In the final session of the forum, Dr. Debapriya Bhattacharya, Former Ambassador of Bangladesh to the WTO and UN Offices, spoke about the importance of building alliances between governments, the private sector, civil society and development partners to ensure inclusive and sustainable economic growth. At the global level, countries need promote a multilateral system which is rule-based and open, create inclusive platforms for non-state actors, strengthen transit regimes to ensure harmonized customs operation and multimodal transport with efficient border logistics, and create transcontinental communication networks, trade facilities and IT connectivity, implement global and regional measures to address food and energy security challenges, and strengthen initiatives to deal with post-COVID-19 aftermath. At the national level, countries must ensure country-led partnerships through revealed political commitment, promote democratic accountability making space for civic voice and action, create a business-friendly environment through well-performing institutions and processes, and engage with local communities based on inclusive and accountable participation. Representatives of Azerbaijan, Kazakhstan, Mongolia and Uzbekistan spoke about their countries’ experience in building international and national alliances in order to ensure inclusive economic growth in their countries and promote the prosperity of the region.

Think tanks representatives agreed that the economic policies need to be people-centric, and not just promote GDP growth in the CAREC region.

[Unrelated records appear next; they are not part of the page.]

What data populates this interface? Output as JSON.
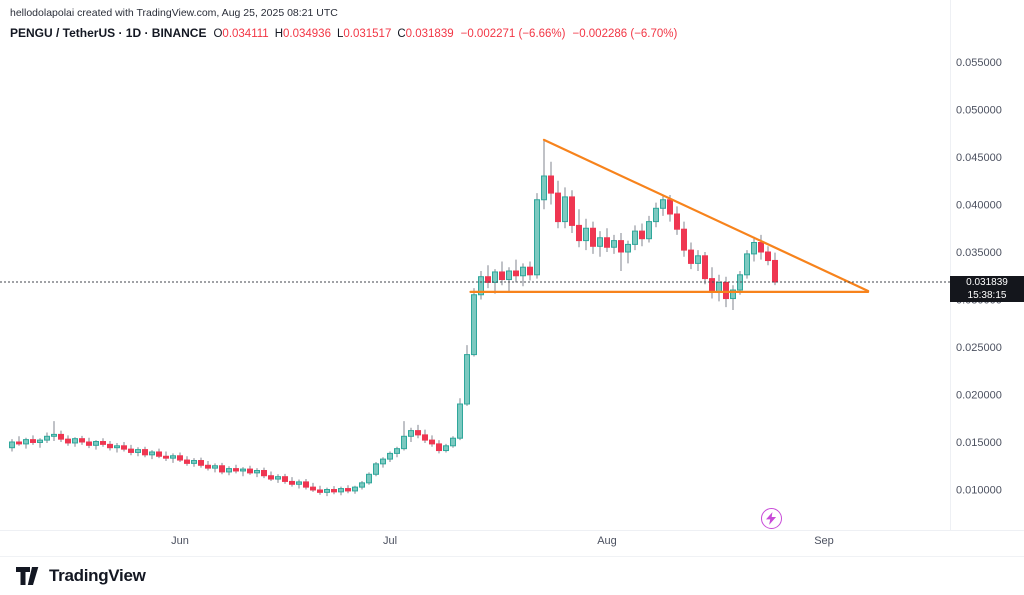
{
  "attribution": "hellodolapolai created with TradingView.com, Aug 25, 2025 08:21 UTC",
  "header": {
    "title": "PENGU / TetherUS · 1D · BINANCE",
    "ohlc": {
      "o_label": "O",
      "o_value": "0.034111",
      "h_label": "H",
      "h_value": "0.034936",
      "l_label": "L",
      "l_value": "0.031517",
      "c_label": "C",
      "c_value": "0.031839"
    },
    "change1": "−0.002271 (−6.66%)",
    "change2": "−0.002286 (−6.70%)"
  },
  "price_scale": {
    "price_label": "0.031839",
    "countdown": "15:38:15"
  },
  "marker": {
    "name": "lightning",
    "color": "#c84bd8"
  },
  "footer": {
    "brand": "TradingView"
  },
  "chart_data": {
    "type": "candlestick",
    "title": "PENGU / TetherUS 1D BINANCE",
    "interval": "1D",
    "current_price": 0.031839,
    "colors": {
      "up": "#7cc9c0",
      "up_border": "#2fa79b",
      "down": "#ef3651",
      "wick": "#82858f",
      "trendline": "#f7831c",
      "price_line": "#42464e"
    },
    "y_axis": {
      "min": 0.01,
      "max": 0.055,
      "labels": [
        "0.055000",
        "0.050000",
        "0.045000",
        "0.040000",
        "0.035000",
        "0.030000",
        "0.025000",
        "0.020000",
        "0.015000",
        "0.010000"
      ]
    },
    "x_axis": {
      "ticks": [
        {
          "label": "Jun",
          "index": 24
        },
        {
          "label": "Jul",
          "index": 54
        },
        {
          "label": "Aug",
          "index": 85
        },
        {
          "label": "Sep",
          "index": 116
        }
      ]
    },
    "drawings": [
      {
        "type": "trendline",
        "x1_index": 76,
        "price1": 0.0468,
        "x2_index": 122.3,
        "price2": 0.0309
      },
      {
        "type": "trendline",
        "x1_index": 65.5,
        "price1": 0.0308,
        "x2_index": 122.3,
        "price2": 0.0308
      }
    ],
    "candles": [
      [
        0.0144,
        0.0153,
        0.014,
        0.015
      ],
      [
        0.015,
        0.0156,
        0.0146,
        0.0148
      ],
      [
        0.0148,
        0.01545,
        0.0143,
        0.01525
      ],
      [
        0.01525,
        0.0157,
        0.0147,
        0.01495
      ],
      [
        0.01495,
        0.0154,
        0.0144,
        0.0152
      ],
      [
        0.0152,
        0.016,
        0.0149,
        0.0156
      ],
      [
        0.0156,
        0.0172,
        0.0151,
        0.0158
      ],
      [
        0.0158,
        0.0162,
        0.015,
        0.0153
      ],
      [
        0.0153,
        0.0157,
        0.0146,
        0.0149
      ],
      [
        0.0149,
        0.0155,
        0.0145,
        0.01535
      ],
      [
        0.01535,
        0.01565,
        0.0147,
        0.015
      ],
      [
        0.015,
        0.01545,
        0.01435,
        0.01465
      ],
      [
        0.01465,
        0.0152,
        0.0142,
        0.01505
      ],
      [
        0.01505,
        0.0154,
        0.0145,
        0.01475
      ],
      [
        0.01475,
        0.0151,
        0.0141,
        0.0144
      ],
      [
        0.0144,
        0.0149,
        0.0139,
        0.0146
      ],
      [
        0.0146,
        0.015,
        0.014,
        0.01425
      ],
      [
        0.01425,
        0.0147,
        0.0136,
        0.0139
      ],
      [
        0.0139,
        0.01445,
        0.0135,
        0.0142
      ],
      [
        0.0142,
        0.0145,
        0.0134,
        0.01365
      ],
      [
        0.01365,
        0.01415,
        0.0132,
        0.01395
      ],
      [
        0.01395,
        0.0143,
        0.0133,
        0.0135
      ],
      [
        0.0135,
        0.014,
        0.013,
        0.0133
      ],
      [
        0.0133,
        0.0138,
        0.0128,
        0.01355
      ],
      [
        0.01355,
        0.0139,
        0.0129,
        0.0131
      ],
      [
        0.0131,
        0.0135,
        0.0125,
        0.01275
      ],
      [
        0.01275,
        0.0133,
        0.0124,
        0.01305
      ],
      [
        0.01305,
        0.01335,
        0.0123,
        0.01255
      ],
      [
        0.01255,
        0.013,
        0.012,
        0.01225
      ],
      [
        0.01225,
        0.01275,
        0.0118,
        0.0125
      ],
      [
        0.0125,
        0.0128,
        0.0116,
        0.01185
      ],
      [
        0.01185,
        0.01245,
        0.0115,
        0.0122
      ],
      [
        0.0122,
        0.0126,
        0.0117,
        0.01195
      ],
      [
        0.01195,
        0.01235,
        0.0114,
        0.01215
      ],
      [
        0.01215,
        0.0125,
        0.01155,
        0.01175
      ],
      [
        0.01175,
        0.01225,
        0.0113,
        0.012
      ],
      [
        0.012,
        0.0123,
        0.0112,
        0.01145
      ],
      [
        0.01145,
        0.0119,
        0.0109,
        0.0111
      ],
      [
        0.0111,
        0.0116,
        0.0107,
        0.01135
      ],
      [
        0.01135,
        0.01165,
        0.0106,
        0.01085
      ],
      [
        0.01085,
        0.0113,
        0.0103,
        0.01055
      ],
      [
        0.01055,
        0.01105,
        0.0101,
        0.0108
      ],
      [
        0.0108,
        0.0111,
        0.01,
        0.01025
      ],
      [
        0.01025,
        0.0107,
        0.00975,
        0.00995
      ],
      [
        0.00995,
        0.0104,
        0.00945,
        0.0097
      ],
      [
        0.0097,
        0.0102,
        0.0093,
        0.01
      ],
      [
        0.01,
        0.01035,
        0.0095,
        0.00975
      ],
      [
        0.00975,
        0.0103,
        0.0094,
        0.0101
      ],
      [
        0.0101,
        0.01045,
        0.0096,
        0.00985
      ],
      [
        0.00985,
        0.0104,
        0.00955,
        0.01025
      ],
      [
        0.01025,
        0.0109,
        0.01,
        0.0107
      ],
      [
        0.0107,
        0.0118,
        0.0105,
        0.0116
      ],
      [
        0.0116,
        0.0129,
        0.0114,
        0.0127
      ],
      [
        0.0127,
        0.0134,
        0.0123,
        0.0132
      ],
      [
        0.0132,
        0.014,
        0.0129,
        0.0138
      ],
      [
        0.0138,
        0.0145,
        0.0134,
        0.0143
      ],
      [
        0.0143,
        0.0172,
        0.0141,
        0.0156
      ],
      [
        0.0156,
        0.0165,
        0.015,
        0.0162
      ],
      [
        0.0162,
        0.0168,
        0.0154,
        0.01575
      ],
      [
        0.01575,
        0.0163,
        0.0149,
        0.0152
      ],
      [
        0.0152,
        0.0157,
        0.0145,
        0.0148
      ],
      [
        0.0148,
        0.0152,
        0.0138,
        0.0141
      ],
      [
        0.0141,
        0.0148,
        0.0139,
        0.0146
      ],
      [
        0.0146,
        0.0156,
        0.0144,
        0.0154
      ],
      [
        0.0154,
        0.0196,
        0.0152,
        0.019
      ],
      [
        0.019,
        0.0252,
        0.0188,
        0.0242
      ],
      [
        0.0242,
        0.0312,
        0.024,
        0.0305
      ],
      [
        0.0305,
        0.033,
        0.03,
        0.0324
      ],
      [
        0.0324,
        0.0336,
        0.0312,
        0.0318
      ],
      [
        0.0318,
        0.0332,
        0.0306,
        0.0329
      ],
      [
        0.0329,
        0.034,
        0.0315,
        0.0321
      ],
      [
        0.0321,
        0.0334,
        0.0308,
        0.033
      ],
      [
        0.033,
        0.0342,
        0.0318,
        0.0325
      ],
      [
        0.0325,
        0.0338,
        0.0314,
        0.0334
      ],
      [
        0.0334,
        0.034,
        0.032,
        0.0326
      ],
      [
        0.0326,
        0.0412,
        0.0322,
        0.0405
      ],
      [
        0.0405,
        0.0468,
        0.0395,
        0.043
      ],
      [
        0.043,
        0.0445,
        0.04,
        0.0412
      ],
      [
        0.0412,
        0.0425,
        0.0375,
        0.0382
      ],
      [
        0.0382,
        0.0418,
        0.0375,
        0.0408
      ],
      [
        0.0408,
        0.0415,
        0.037,
        0.0378
      ],
      [
        0.0378,
        0.0395,
        0.0355,
        0.0362
      ],
      [
        0.0362,
        0.0385,
        0.0352,
        0.0375
      ],
      [
        0.0375,
        0.0382,
        0.0348,
        0.0356
      ],
      [
        0.0356,
        0.0372,
        0.0345,
        0.0365
      ],
      [
        0.0365,
        0.0375,
        0.035,
        0.0355
      ],
      [
        0.0355,
        0.0368,
        0.0348,
        0.0362
      ],
      [
        0.0362,
        0.037,
        0.033,
        0.035
      ],
      [
        0.035,
        0.0362,
        0.0338,
        0.0358
      ],
      [
        0.0358,
        0.0378,
        0.0352,
        0.0372
      ],
      [
        0.0372,
        0.038,
        0.0356,
        0.0364
      ],
      [
        0.0364,
        0.0388,
        0.036,
        0.0382
      ],
      [
        0.0382,
        0.0402,
        0.0376,
        0.0396
      ],
      [
        0.0396,
        0.0409,
        0.0388,
        0.0405
      ],
      [
        0.0405,
        0.041,
        0.0382,
        0.039
      ],
      [
        0.039,
        0.0398,
        0.0368,
        0.0374
      ],
      [
        0.0374,
        0.0382,
        0.0345,
        0.0352
      ],
      [
        0.0352,
        0.036,
        0.0332,
        0.0338
      ],
      [
        0.0338,
        0.0352,
        0.033,
        0.0346
      ],
      [
        0.0346,
        0.035,
        0.0316,
        0.0322
      ],
      [
        0.0322,
        0.0334,
        0.0301,
        0.0308
      ],
      [
        0.0308,
        0.0326,
        0.0298,
        0.0318
      ],
      [
        0.0318,
        0.0324,
        0.0292,
        0.0301
      ],
      [
        0.0301,
        0.0315,
        0.0289,
        0.031
      ],
      [
        0.031,
        0.033,
        0.0305,
        0.0326
      ],
      [
        0.0326,
        0.0352,
        0.0322,
        0.0348
      ],
      [
        0.0348,
        0.0366,
        0.034,
        0.036
      ],
      [
        0.036,
        0.0368,
        0.0342,
        0.035
      ],
      [
        0.035,
        0.0356,
        0.0336,
        0.0341
      ],
      [
        0.034111,
        0.034936,
        0.031517,
        0.031839
      ]
    ]
  }
}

To ensure this, the CAREC members need to focus on building their fintech foundation, bolstering the ICT and digital infrastructures, ensuring regulatory quality, and enhancing the required capabilities to advance inclusive trade and finance. Developing countries with limited fiscal space will need to prioritize resources and efforts to areas with the greatest social development. The pandemic has shown that regional cooperation and integration with customized solutions can be a desirable goal for the region.

Forum participants commended the CAREC Institute’s diligence in supporting the CAREC Think Tank Network, including the Research Grants Program, which encourages think tanks to conduct joint research on pressing regional issues, and the annual CAREC Think Tank Development Forum, which serves as a platform for the exchange of ideas and knowledge.

In closing remarks, Mr. Syed Shakeel Shah, Director of the CAREC Institute, called on think tanks to continue collaborating on joint research, knowledge production, and sharing of best practices in the CAREC region and beyond, and to play an active role in bringing research evidence into national policies. Regional cooperation through the CAREC Think Tank Network will better address current challenges to achieve inclusive growth and sustainable development in the region.